Die Krise scheint Polleschs Dauerthema, der Kritik der totalen Ökonomisierung der Verhältnisse zusätzlichen, erfrischenden Rückenwind zu verleihen

VON REGINE MÜLLER

„Sie haben hoffentlich keine Stöckelschuhe an?“, heißt es am Eingang zum Mülheimer Ringlokschuppen, „denn der Weg wird ein bisschen holperig“, erklärt das Einlasspersonal. In der Tat: Mehr als zehn Minuten geht es über Schotter und löchrige Pisten durch ein Gewerbe-Ödland, vorbei an verlassenen Lagerhallen, Rohbauten und Ruinen, bis man endlich vor einer riesigen Brache steht, auf der ein einsames Zelt winkt. Kein geschlossenes Zelt, sondern eher eine Überdachung, unter der das Publikum auf weißen Plastikstühlen sitzen wird. Verloren steht eine kleine mit Glühlampen tapezierte Wagenbühne in der Gegend, ein paar Caravans parken verstreut, und in der Ferne erheben sich ein paar angedeutete Filmkulissen. Eine trostlose Gegend, ein Unort.

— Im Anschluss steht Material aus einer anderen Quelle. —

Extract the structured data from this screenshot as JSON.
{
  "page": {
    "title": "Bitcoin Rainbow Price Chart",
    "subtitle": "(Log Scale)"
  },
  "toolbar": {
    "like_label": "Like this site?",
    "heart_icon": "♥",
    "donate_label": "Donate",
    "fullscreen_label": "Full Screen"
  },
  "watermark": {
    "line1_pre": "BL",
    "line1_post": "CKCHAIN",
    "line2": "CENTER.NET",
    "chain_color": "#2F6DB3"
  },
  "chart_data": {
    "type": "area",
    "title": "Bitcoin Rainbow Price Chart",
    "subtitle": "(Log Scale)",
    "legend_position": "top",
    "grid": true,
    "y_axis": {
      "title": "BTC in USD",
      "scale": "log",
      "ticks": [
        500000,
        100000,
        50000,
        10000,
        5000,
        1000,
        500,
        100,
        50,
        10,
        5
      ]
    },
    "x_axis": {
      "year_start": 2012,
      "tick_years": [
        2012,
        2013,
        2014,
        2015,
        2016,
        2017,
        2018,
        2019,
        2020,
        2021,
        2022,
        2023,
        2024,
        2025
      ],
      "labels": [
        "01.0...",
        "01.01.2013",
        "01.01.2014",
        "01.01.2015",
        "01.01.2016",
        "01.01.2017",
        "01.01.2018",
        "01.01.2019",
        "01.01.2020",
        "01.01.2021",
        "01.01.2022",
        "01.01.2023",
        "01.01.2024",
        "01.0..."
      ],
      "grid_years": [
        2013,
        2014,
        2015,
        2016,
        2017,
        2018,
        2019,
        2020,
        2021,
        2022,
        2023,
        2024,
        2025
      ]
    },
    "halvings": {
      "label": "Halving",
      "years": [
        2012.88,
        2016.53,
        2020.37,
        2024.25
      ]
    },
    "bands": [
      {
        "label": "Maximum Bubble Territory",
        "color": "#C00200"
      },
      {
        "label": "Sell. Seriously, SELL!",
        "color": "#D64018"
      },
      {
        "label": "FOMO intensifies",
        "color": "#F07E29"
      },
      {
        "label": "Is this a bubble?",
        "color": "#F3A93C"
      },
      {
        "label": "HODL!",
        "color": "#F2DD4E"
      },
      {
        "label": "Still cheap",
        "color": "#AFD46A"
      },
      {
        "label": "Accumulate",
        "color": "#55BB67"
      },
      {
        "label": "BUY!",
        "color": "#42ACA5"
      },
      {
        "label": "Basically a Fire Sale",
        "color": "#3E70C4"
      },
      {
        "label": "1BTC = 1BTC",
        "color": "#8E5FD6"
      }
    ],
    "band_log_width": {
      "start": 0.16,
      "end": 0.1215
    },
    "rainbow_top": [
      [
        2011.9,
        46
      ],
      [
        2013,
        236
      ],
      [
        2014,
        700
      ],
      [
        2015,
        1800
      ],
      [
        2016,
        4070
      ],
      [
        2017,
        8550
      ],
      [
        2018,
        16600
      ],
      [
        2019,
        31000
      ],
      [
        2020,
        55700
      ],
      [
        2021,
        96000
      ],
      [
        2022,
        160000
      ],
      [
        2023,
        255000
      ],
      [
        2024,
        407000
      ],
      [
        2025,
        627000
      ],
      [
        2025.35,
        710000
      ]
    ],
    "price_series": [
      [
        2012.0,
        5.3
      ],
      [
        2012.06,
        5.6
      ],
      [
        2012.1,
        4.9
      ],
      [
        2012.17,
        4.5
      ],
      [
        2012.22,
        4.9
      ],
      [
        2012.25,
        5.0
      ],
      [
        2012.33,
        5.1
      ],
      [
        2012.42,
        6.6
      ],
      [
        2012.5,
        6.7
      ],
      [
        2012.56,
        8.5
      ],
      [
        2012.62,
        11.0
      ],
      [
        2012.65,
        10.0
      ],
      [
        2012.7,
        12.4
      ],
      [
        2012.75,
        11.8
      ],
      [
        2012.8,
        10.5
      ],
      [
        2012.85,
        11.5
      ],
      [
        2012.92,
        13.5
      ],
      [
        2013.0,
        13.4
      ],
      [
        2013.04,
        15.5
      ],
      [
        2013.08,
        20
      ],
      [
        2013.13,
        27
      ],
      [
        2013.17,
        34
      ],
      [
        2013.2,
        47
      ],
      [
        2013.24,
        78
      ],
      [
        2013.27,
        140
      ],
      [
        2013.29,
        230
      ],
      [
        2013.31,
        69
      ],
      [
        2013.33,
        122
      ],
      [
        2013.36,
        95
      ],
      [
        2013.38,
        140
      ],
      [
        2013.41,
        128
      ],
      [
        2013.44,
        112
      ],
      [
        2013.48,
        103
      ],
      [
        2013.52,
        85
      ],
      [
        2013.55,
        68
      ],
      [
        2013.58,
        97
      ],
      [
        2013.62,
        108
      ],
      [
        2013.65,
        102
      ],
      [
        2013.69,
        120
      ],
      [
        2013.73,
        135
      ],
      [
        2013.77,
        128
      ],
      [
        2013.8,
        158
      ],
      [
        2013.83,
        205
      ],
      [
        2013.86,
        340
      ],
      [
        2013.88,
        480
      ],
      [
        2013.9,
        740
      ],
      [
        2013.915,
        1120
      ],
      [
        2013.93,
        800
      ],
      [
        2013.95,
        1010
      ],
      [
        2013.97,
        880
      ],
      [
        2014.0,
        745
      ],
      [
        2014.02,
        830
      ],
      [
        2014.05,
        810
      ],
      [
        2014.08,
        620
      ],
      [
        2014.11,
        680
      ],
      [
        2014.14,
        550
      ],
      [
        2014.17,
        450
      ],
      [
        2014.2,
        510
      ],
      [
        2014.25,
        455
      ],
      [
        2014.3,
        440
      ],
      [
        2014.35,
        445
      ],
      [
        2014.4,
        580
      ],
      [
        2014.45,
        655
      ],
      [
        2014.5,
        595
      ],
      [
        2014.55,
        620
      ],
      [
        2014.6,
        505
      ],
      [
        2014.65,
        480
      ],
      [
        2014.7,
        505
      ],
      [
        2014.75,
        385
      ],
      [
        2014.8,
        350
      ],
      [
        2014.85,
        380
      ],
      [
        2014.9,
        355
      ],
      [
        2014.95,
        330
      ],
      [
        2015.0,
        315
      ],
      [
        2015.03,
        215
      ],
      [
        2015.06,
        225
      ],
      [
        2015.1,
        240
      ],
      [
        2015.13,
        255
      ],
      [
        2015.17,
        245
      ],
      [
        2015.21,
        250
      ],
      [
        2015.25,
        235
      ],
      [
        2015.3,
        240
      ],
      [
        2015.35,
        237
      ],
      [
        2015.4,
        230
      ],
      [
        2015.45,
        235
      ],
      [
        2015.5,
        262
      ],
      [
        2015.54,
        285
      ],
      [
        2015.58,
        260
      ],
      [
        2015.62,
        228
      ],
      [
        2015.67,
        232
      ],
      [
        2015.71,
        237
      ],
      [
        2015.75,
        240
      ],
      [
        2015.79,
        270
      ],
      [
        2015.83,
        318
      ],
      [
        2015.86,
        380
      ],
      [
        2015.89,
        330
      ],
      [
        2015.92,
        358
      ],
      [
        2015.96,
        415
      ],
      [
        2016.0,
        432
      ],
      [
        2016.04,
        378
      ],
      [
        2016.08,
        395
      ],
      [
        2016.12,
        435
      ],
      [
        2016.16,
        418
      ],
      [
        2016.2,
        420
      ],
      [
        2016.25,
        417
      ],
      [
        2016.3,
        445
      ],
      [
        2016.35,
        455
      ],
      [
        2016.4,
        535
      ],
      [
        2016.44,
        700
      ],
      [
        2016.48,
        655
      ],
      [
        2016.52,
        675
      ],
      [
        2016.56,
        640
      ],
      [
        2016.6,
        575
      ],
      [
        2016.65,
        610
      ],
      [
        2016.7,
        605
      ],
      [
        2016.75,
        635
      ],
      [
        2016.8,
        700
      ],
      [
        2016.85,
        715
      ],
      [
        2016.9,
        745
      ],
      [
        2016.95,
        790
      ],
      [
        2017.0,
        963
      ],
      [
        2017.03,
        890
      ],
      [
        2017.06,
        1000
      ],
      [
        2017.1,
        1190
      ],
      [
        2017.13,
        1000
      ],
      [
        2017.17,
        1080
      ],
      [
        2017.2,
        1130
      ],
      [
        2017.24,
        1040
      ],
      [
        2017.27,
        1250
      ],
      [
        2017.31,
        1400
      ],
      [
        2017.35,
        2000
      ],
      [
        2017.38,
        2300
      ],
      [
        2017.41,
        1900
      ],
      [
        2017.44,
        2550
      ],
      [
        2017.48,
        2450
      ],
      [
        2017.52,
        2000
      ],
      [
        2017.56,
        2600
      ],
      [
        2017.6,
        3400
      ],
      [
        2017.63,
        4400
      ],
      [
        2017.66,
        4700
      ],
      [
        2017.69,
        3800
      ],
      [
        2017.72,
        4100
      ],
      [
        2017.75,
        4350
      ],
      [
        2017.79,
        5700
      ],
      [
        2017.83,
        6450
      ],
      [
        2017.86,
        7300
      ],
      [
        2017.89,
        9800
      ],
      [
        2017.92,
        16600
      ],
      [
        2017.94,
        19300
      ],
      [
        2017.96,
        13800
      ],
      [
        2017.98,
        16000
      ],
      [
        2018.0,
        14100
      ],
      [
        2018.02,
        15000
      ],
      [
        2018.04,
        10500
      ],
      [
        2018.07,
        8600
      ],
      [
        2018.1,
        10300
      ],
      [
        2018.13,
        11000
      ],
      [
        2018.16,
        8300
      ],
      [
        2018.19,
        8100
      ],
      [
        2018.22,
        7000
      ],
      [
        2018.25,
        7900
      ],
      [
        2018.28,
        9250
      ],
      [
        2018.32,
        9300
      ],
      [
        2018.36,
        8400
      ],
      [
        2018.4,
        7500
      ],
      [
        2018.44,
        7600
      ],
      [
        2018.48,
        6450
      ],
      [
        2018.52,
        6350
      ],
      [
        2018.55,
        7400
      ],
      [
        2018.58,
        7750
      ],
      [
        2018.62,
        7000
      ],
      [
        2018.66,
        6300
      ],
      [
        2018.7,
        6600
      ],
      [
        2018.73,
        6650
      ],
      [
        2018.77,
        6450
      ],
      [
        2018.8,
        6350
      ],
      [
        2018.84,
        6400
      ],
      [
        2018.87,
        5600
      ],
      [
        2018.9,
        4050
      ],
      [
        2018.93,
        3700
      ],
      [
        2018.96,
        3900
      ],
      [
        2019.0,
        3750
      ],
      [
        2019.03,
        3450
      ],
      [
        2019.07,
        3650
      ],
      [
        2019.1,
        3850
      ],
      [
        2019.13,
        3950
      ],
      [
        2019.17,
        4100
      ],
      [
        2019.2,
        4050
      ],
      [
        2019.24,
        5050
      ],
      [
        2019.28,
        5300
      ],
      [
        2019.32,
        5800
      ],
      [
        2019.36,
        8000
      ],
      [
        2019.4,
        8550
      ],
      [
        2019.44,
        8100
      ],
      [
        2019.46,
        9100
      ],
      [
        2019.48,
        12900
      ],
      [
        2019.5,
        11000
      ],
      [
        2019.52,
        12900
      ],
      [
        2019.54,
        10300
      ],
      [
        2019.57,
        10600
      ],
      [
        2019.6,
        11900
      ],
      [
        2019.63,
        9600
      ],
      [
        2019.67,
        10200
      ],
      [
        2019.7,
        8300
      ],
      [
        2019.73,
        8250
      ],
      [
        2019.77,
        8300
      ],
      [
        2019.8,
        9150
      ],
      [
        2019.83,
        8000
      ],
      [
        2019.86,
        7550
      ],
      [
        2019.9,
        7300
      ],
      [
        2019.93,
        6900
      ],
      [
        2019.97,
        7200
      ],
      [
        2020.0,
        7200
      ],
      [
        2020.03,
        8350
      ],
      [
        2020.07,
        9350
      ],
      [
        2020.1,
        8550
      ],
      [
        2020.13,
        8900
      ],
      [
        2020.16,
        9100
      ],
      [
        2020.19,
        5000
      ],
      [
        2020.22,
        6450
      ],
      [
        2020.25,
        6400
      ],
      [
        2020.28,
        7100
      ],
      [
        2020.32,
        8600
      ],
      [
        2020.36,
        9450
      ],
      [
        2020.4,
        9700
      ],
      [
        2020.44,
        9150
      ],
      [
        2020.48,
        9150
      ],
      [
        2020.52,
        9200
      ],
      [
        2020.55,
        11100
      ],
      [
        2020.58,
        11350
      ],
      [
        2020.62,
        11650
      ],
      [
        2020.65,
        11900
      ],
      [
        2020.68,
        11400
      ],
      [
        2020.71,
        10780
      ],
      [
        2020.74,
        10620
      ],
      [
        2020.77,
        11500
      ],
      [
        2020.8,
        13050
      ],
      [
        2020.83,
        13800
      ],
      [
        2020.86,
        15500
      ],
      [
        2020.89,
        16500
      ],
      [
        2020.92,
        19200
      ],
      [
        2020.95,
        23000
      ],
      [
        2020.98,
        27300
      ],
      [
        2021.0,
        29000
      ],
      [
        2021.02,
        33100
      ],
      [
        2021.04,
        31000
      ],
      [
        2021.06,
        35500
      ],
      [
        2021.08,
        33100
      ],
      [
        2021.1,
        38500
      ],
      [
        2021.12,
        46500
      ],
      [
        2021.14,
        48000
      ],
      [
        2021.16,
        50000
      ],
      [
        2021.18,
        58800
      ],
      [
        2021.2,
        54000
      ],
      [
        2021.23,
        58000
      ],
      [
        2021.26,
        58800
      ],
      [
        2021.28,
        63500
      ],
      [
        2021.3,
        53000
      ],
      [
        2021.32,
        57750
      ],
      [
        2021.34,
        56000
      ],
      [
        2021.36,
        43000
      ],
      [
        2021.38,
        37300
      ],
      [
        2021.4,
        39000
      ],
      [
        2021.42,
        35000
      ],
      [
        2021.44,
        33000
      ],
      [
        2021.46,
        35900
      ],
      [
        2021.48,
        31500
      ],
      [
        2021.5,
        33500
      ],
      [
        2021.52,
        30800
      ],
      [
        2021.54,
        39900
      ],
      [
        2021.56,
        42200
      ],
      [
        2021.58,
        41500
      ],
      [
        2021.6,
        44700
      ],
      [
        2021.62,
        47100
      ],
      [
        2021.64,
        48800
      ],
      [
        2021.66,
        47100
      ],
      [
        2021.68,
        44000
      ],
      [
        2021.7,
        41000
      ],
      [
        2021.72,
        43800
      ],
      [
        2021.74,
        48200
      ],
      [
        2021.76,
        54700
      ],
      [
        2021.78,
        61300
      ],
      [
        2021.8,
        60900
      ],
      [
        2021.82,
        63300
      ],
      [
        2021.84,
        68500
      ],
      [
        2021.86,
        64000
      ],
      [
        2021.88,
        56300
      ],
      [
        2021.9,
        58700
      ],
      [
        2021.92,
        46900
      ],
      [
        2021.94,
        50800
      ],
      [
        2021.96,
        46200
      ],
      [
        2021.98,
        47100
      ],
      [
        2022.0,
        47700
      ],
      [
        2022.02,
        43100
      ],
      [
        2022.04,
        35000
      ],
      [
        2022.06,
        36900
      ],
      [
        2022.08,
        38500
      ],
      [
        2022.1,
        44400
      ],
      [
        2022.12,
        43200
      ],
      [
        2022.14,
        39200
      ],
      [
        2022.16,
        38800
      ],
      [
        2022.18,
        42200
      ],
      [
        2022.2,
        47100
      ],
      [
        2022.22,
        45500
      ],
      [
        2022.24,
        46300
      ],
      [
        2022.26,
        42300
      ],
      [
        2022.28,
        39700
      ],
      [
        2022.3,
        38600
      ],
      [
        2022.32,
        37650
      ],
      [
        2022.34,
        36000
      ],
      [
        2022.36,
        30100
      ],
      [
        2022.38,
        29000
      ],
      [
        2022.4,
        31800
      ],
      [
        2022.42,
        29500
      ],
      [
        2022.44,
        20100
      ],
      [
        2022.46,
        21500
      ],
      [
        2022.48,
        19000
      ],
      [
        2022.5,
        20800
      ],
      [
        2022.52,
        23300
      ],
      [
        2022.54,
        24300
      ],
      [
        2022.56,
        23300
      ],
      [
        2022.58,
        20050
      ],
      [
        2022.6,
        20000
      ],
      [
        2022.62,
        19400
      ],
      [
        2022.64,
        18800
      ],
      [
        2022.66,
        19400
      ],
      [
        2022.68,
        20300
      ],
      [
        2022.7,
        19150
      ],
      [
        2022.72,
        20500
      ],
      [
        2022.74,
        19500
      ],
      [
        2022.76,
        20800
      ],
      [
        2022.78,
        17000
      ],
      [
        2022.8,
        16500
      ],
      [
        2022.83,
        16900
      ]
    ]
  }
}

Nachdem Bühnenbildner Bert Neumann im letzten Jahr für René Polleschs „Das Tal der fliegenden Messer“, den ersten Teil seiner „Ruhrtrilogie“, eine schnuckelige Wagenburg am pittoresken Ufer der Ruhr in der Stadtmitte aufgebaut hat, ist das Setting für den zweiten Teil nun merklich unkomfortabler. Auch und vor allem für die Schauspieler, denn die müssen auf der Jagd über Stock und Stein, zwischen Wohnwagen und Kulissenhäusern auf dieser Naturbühne der besonderen Art große Distanzen zurücklegen und diese stellenweise stimmlich unverstärkt überwinden.

Für den lückenlosen Nachvollzug des Geschehens, das sich häufig auch in die Caravans verlagert, sorgen dann aber ein Tross von flinken Typen, die mit den Mikrofonen den Ton angeln, und die obligatorische Videoleinwand, auf der die flüchtigen Bilder mal nostalgisch schwarzweiß, mal farbig flimmern. Die Videospielerei ist jedoch diesmal nicht bloß systemkritisches Stilmittel, sondern integraler Bestandteil des neuen Stücks. Denn mit „Cinecittà Aperta“ beschwört der Autor und Regisseur René Pollesch die Aura der legendären Cinecittà-Filmstudios bei Rom. Fellini, Luchino Visconti und Roberto Rossellini drehten weiland dort und ihre Namen tauchen bei Pollesch immer wieder auf. Die Schauspieler spielen Schauspieler, und wie es Brauch ist bei Pollesch, gibt es eine Handlung im traditionellen Sinne natürlich nicht. Die Textmassen verteilen sich auf drei Schauspielerinnen und zwei Schauspieler, die zwar im Programmheft unter Rollennamen aufgeführt sind, tatsächlich aber munter die Rollen, Identitäten und Geschlechter tauschen. Angeblich soll ein Film gedreht werden, aber man weiß nicht genau, ob überhaupt und vor allem was für ein Film es denn werden soll. Catrin Striebeck als „Pauline Boetzke“, tief dekolletiert mit toupierter Mähne à la Anita Ekberg, sucht hektisch nach dem Trevi-Brunnen und träumt von einem Remake von Fellinis „La dolce vita“. Dann aber ist von „Rote Erde“ die Rede, einer Ruhrgebiets-Bergarbeiter-Saga, die Klaus Emmerich in den Achtzigerjahren für die ARD verfilmte – und in der es tatsächliche eine Pauline Boetzkes-Kruska gab. An welchem Film tatsächlich gearbeitet wird, wird im Laufe der folgenden knapp 90 Minuten nie geklärt, aber trotzdem herrscht professionelle Filmset-Betriebsamkeit auf dem Gelände. Kamera- und Tonleute hetzen herum und umschwirren die Schauspieler, ein Polizeiwagen kurvt umher, ein alter BMW wirbelt Staub auf.

Der italienische Neorealismus erweist sich als treffliche Folie für Polleschs berüchtigtes Hochgeschwindigkeitstextgewitter, das inzwischen noch spürbar Fahrt aufgenommen hat. Die Krise scheint Polleschs Dauerthema, der Kritik der totalen Ökonomisierung der Verhältnisse zusätzlichen, erfrischenden Rückenwind zu verleihen. Knatterten im ersten Teil der Ruhrtrilogie die mäandernden Endlossätze seiner Textgirlanden noch beliebiger, manierierter und deutlich unfertiger, haben sie jetzt mehr Biss, Witz und diskursive Spannung. „Cinecittà“ ist ein idealer Ort für Kapitalismuskritik.